The US has announced a contract to Bell Helicopter for supplying nine AH-1Z Viper attack helicopters to Pakistan under a fully funded Foreign Military Sales (FMS) scheme.
These helicopters are from a lot of 15 requested by Pakistan, and cleared by the US state department in April 2015 along with a host of other equipment at an estimated cost of $952 million.
A contract for two AH-1Zs to be supplied to Pakistan at a cost of $58 million was announced last August, and the nine more helicopters will cost $170 million, according to a US department of defense announcement.
Read | US approves F-16 fighter jets sale to Pakistan, India disappointed
The AH-1Z Viper is a twin-engine combat helicopter based on the earlier SuperCobra developed for the US Marine Corps.
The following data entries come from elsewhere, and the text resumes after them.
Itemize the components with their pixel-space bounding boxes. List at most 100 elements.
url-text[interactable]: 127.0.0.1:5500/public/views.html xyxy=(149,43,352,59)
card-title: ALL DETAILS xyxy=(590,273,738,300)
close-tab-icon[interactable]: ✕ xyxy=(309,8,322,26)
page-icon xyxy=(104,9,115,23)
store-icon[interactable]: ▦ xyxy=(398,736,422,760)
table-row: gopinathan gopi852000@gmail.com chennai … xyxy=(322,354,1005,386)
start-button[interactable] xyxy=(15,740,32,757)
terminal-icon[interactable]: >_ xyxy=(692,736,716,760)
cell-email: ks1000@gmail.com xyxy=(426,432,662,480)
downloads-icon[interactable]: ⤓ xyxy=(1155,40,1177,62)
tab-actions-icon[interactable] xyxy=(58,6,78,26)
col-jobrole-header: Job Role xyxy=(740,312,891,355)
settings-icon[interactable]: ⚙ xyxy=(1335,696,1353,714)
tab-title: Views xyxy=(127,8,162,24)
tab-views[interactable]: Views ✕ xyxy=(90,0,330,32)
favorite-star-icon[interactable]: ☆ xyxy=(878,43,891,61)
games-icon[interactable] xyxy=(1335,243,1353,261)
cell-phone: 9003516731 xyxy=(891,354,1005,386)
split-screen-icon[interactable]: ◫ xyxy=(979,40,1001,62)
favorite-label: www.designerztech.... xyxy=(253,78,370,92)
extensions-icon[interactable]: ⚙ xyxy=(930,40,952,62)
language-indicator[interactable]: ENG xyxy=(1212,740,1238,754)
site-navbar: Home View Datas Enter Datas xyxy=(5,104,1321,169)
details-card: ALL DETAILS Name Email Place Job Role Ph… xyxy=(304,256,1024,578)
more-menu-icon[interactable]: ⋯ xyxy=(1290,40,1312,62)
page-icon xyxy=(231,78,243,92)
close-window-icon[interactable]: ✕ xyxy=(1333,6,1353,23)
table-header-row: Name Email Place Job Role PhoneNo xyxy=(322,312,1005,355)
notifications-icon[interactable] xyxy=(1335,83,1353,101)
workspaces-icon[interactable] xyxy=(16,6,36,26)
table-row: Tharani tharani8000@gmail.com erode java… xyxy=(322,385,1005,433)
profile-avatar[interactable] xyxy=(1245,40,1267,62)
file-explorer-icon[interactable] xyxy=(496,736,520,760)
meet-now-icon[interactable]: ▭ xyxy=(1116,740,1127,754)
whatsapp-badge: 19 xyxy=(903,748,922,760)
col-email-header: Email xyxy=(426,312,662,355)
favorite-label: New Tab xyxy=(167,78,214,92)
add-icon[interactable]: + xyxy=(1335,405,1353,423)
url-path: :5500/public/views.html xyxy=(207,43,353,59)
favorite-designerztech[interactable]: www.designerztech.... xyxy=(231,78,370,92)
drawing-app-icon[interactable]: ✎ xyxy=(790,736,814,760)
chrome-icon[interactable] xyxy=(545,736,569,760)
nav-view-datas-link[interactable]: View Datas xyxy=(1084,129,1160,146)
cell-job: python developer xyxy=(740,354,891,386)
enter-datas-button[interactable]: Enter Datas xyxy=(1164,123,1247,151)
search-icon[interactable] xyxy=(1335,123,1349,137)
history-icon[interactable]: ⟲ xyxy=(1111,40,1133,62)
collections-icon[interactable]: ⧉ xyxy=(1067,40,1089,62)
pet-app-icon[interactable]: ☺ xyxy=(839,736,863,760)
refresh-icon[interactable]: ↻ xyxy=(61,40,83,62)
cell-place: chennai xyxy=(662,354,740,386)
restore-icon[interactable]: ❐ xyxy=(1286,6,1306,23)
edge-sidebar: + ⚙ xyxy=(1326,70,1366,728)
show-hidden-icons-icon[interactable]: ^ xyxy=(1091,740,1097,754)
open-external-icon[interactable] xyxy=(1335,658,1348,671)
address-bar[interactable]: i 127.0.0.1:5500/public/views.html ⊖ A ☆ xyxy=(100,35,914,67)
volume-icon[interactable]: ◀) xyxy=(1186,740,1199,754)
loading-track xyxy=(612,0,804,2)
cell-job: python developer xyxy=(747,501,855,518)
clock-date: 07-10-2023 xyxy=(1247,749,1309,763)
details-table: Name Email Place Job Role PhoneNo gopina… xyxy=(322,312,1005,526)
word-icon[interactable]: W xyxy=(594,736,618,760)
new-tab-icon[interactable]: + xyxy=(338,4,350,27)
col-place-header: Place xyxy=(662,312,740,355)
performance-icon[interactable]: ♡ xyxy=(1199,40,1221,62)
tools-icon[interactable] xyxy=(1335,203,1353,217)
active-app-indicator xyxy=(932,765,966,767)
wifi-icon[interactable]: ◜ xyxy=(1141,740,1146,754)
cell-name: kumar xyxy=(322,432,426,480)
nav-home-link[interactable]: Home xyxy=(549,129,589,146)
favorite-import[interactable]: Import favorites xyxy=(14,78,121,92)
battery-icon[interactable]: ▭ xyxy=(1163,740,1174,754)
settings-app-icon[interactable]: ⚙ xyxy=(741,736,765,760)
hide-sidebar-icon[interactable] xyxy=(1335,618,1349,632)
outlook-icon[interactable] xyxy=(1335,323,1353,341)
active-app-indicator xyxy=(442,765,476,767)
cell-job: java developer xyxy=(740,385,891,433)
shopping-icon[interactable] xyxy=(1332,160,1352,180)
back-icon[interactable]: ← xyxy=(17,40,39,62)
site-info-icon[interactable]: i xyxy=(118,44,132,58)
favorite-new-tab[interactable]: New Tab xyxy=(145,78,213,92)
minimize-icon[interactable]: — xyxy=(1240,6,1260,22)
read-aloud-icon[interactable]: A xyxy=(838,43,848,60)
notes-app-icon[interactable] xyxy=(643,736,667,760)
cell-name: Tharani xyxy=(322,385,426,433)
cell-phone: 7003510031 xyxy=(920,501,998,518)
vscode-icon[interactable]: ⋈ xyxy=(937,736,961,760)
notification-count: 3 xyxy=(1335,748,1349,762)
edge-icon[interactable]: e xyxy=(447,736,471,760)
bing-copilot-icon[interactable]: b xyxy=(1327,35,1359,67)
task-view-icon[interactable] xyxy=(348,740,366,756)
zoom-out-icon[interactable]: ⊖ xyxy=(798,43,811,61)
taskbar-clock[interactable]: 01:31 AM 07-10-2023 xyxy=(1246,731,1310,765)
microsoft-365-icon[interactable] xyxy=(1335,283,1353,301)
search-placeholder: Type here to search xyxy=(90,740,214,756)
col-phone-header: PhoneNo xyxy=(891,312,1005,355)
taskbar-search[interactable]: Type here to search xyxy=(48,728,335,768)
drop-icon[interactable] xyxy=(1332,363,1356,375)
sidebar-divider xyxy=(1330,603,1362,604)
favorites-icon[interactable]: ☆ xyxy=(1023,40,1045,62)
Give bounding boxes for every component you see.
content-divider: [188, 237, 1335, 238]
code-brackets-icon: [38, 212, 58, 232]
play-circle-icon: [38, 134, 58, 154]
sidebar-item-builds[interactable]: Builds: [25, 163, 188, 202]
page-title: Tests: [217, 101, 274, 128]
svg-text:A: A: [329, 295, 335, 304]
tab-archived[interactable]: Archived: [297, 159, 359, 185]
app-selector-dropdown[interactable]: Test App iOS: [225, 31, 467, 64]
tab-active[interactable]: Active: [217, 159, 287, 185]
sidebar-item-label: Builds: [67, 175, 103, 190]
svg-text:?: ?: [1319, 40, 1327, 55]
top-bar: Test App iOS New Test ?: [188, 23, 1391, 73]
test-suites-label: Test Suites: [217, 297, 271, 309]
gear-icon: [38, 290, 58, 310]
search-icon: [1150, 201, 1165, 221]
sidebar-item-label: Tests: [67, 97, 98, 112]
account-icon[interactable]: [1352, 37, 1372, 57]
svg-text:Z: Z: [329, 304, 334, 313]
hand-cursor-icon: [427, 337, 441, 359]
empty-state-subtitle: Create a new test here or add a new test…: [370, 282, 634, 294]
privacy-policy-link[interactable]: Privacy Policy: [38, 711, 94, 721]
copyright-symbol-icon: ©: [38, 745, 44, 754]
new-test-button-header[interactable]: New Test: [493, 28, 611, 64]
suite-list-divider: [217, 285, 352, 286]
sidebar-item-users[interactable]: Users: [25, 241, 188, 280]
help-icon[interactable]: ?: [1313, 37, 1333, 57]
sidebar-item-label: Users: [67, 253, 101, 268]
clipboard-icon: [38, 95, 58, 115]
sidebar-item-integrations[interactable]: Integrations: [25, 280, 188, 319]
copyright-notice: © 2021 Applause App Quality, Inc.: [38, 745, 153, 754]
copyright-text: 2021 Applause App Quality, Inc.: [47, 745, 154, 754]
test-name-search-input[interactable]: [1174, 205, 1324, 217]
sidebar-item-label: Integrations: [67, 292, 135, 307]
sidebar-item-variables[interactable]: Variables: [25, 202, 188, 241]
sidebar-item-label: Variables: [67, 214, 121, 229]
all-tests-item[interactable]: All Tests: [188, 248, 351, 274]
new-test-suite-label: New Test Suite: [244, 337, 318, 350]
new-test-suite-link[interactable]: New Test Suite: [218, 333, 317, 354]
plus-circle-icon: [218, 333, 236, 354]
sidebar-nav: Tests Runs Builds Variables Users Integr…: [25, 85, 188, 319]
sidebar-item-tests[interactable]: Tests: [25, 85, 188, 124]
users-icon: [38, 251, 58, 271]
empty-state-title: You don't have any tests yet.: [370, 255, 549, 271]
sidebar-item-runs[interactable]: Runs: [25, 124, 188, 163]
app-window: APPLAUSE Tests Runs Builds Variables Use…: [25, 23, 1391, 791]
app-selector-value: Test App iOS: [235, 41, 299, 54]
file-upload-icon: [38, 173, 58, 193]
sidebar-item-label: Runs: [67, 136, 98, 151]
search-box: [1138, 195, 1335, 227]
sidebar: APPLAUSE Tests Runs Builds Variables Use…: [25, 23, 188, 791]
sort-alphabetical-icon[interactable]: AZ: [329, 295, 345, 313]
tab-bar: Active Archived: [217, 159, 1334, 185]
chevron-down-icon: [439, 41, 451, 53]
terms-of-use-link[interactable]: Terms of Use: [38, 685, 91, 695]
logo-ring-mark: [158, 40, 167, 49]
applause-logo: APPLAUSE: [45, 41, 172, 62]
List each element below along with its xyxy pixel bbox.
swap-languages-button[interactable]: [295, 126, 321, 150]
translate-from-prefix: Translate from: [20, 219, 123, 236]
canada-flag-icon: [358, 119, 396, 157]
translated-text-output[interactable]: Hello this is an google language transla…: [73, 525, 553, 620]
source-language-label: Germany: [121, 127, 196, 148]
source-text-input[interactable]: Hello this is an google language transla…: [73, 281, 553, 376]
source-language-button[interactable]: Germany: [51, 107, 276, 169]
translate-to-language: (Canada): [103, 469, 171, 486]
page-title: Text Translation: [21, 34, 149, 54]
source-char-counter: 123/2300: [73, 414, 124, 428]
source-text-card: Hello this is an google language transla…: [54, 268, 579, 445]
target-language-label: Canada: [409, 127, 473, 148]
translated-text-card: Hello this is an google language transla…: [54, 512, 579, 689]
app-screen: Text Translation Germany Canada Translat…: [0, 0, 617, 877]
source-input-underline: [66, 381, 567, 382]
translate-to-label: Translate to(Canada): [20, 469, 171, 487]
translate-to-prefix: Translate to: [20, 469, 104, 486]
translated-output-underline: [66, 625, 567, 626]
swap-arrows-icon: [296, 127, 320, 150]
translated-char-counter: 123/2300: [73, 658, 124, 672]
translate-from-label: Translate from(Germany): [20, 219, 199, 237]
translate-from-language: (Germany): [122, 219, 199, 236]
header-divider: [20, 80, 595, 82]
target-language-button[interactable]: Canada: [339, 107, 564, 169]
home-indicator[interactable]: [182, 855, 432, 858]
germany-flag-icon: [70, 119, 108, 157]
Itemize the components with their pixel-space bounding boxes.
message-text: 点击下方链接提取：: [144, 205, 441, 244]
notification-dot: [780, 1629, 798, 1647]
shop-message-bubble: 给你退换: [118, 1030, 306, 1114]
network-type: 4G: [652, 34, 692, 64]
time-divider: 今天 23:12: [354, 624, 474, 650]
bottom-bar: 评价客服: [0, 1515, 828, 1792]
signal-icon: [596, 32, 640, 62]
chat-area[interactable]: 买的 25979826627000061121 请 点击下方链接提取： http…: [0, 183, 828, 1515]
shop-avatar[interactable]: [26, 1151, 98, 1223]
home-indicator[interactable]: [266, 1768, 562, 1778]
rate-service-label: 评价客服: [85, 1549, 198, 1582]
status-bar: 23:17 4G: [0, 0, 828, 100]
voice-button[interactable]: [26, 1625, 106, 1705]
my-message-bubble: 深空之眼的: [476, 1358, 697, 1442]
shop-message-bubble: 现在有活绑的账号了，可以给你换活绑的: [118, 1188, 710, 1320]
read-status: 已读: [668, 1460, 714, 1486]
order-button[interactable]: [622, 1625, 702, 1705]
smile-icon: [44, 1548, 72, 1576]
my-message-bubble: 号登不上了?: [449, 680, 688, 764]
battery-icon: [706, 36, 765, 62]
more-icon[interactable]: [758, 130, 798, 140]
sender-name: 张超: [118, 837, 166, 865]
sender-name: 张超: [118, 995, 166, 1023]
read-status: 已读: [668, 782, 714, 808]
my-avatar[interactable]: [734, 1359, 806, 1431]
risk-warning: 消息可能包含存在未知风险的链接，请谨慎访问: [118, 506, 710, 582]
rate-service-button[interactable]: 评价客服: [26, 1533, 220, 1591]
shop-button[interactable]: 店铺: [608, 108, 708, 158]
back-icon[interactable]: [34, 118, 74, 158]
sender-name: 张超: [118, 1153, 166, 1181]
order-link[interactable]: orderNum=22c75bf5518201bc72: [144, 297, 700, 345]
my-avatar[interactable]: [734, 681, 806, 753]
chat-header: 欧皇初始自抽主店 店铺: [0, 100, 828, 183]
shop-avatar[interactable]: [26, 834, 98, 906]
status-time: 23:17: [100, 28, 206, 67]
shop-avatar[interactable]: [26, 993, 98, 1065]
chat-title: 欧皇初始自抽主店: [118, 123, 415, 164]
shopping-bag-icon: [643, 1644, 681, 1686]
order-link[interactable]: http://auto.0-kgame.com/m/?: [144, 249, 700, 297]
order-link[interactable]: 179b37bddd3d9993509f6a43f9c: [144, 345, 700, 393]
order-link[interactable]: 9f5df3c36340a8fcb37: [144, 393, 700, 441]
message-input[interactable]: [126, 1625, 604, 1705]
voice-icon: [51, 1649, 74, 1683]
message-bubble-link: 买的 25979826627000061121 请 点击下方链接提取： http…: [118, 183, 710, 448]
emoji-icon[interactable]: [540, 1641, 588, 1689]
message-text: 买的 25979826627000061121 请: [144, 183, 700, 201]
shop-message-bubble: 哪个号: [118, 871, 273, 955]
It has a top speed of 420 km an hour and a range of 610 km.
The new contract will irk India, coming close on the heels of the Obama administration attempting to push through the sale of eight F-16 fighter jets to Pakistan despite its opposition.
Even US lawmakers are against the F-16 sale, and they blocked congressional approval for its funding — $700 million – citing Pakistan’s dodgy counter-terrorism efforts.
India had protested the sale of AH-1Z Vipers after it was first announced last April. External affairs minister Sushma Swaraj told Lok Sabha in a written reply in July, “Government has sensitised the US of our concerns on US military sales to Pakistan. Government has consistently conveyed to the US that it must take into account India-US relations and the impact on India’s security in deciding its military assistance to Pakistan.”
The US department of defense had then said in support of the sale that these helicopters will enhance Pakistan’s “ability to conduct operations in North Waziristan Agency, the Federally Administered Tribal Areas, and other remote and mountainous areas in all-weather, day and night environments”.